Las claves detrás de la relación bilateral que se consolidó bajo el Gobierno de Milei, pese al estrecho vínculo construido con EEUU.
La compleja relación entre Javier Milei y Mauricio Macri volvió a cruzarse con un debate de fondo que excede la política doméstica y se mete de lleno en la economía global. El líder del PRO advirtió que, más allá del vínculo privilegiado que el actual Gobierno construyó con Estados Unidos, China resulta “más complementaria” para la Argentina desde el punto de vista comercial. Los datos recientes parecen respaldar esa mirada.
El gigante asiático se consolidó como principal socio comercial del país, incluso mientras observa con cautela el acercamiento entre Milei y el expresidente norteamericano Donald Trump. En paralelo, el mundo empresario local sigue de cerca el fenómeno: el agro aprovecha la demanda china de soja y carne, pero la industria encendió alarmas por el impacto de las importaciones. El congreso regional de la siderurgia de Alacero y las advertencias del Grupo Techint sobre la producción subsidiada china reflejan una preocupación que va en aumento.
La Unión Europea avanza para excluir a empresas chinas de las telecomunicaciones estratégicas
El escenario se completa con un dato clave: las ventas de plataformas de e-commerce chinas como Shein y Temu crecieron cerca de un 240% interanual, profundizando un déficit comercial que en lo que va de 2025 ronda los US$ 7.000 millones.
El peso comercial y las inversiones estratégicas
La relación con China va mucho más allá del intercambio de bienes. Argentina mantiene activo un swap de monedas por US$ 5.000 millones, renovado hasta abril de 2026, que permite afrontar pagos de importaciones, compromisos de deuda o intervenciones cambiarias. Ese respaldo financiero se volvió un factor central en la estabilidad reciente.
La presencia china se extiende a proyectos estratégicos. En Neuquén funciona desde 2018 la única estación de observación espacial que Beijing tiene fuera de su territorio, fruto de acuerdos firmados durante el gobierno de Cristina Fernández de Kirchner entre la Agencia Espacial China y la CONAE, que garantizan a la Argentina el acceso al 10% del tiempo de uso de la antena. También siguen paralizadas las represas hidroeléctricas en Santa Cruz, un proyecto de US$ 4.714 millones frenado desde 2023 por falta de financiamiento.

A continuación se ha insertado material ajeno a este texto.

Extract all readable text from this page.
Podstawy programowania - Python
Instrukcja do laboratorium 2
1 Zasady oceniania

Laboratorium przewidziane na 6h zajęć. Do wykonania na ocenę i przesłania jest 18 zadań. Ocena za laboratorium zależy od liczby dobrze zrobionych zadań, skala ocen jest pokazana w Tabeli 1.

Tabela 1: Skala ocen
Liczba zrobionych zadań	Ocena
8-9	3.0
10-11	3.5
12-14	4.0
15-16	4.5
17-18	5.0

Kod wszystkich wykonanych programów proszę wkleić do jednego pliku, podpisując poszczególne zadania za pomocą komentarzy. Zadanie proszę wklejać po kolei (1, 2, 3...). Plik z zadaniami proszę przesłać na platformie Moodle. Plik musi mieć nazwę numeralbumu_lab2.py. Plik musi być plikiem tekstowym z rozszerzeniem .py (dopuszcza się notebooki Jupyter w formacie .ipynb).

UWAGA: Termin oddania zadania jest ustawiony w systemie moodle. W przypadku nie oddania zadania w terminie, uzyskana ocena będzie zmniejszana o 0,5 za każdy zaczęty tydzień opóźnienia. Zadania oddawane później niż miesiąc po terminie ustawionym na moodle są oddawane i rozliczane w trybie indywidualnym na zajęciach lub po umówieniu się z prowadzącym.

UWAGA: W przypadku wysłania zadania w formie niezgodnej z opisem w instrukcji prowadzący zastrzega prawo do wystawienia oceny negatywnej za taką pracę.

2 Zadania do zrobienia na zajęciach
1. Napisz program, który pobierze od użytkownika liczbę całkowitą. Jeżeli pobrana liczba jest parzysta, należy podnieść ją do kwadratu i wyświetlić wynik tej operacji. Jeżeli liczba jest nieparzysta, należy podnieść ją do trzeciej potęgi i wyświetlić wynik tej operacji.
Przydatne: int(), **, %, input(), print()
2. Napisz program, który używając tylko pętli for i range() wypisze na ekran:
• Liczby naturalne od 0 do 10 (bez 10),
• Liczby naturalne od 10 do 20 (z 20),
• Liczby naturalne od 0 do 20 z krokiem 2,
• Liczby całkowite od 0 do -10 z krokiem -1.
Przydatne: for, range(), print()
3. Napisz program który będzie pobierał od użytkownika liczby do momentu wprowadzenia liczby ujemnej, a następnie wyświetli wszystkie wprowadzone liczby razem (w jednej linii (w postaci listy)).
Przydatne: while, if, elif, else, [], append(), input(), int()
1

China anunció que mantendrá exportaciones libres de carne argentina
El interés se replica en la minería. Empresas chinas tienen inversiones en litio, plata, oro, cobre e hierro en provincias como Jujuy, Salta, Catamarca, San Juan, Río Negro y Chubut. Bajo el RIGI, la firma Ganfeng Lithium presentó un proyecto por US$ 270 millones en el Salar de Llullaillaco, pero fue rechazado por no cumplir con los requisitos de nuevas inversiones. Aun así, el año pasado China se comprometió a invertir US$ 3.383 millones en siete proyectos de litio en el norte argentino.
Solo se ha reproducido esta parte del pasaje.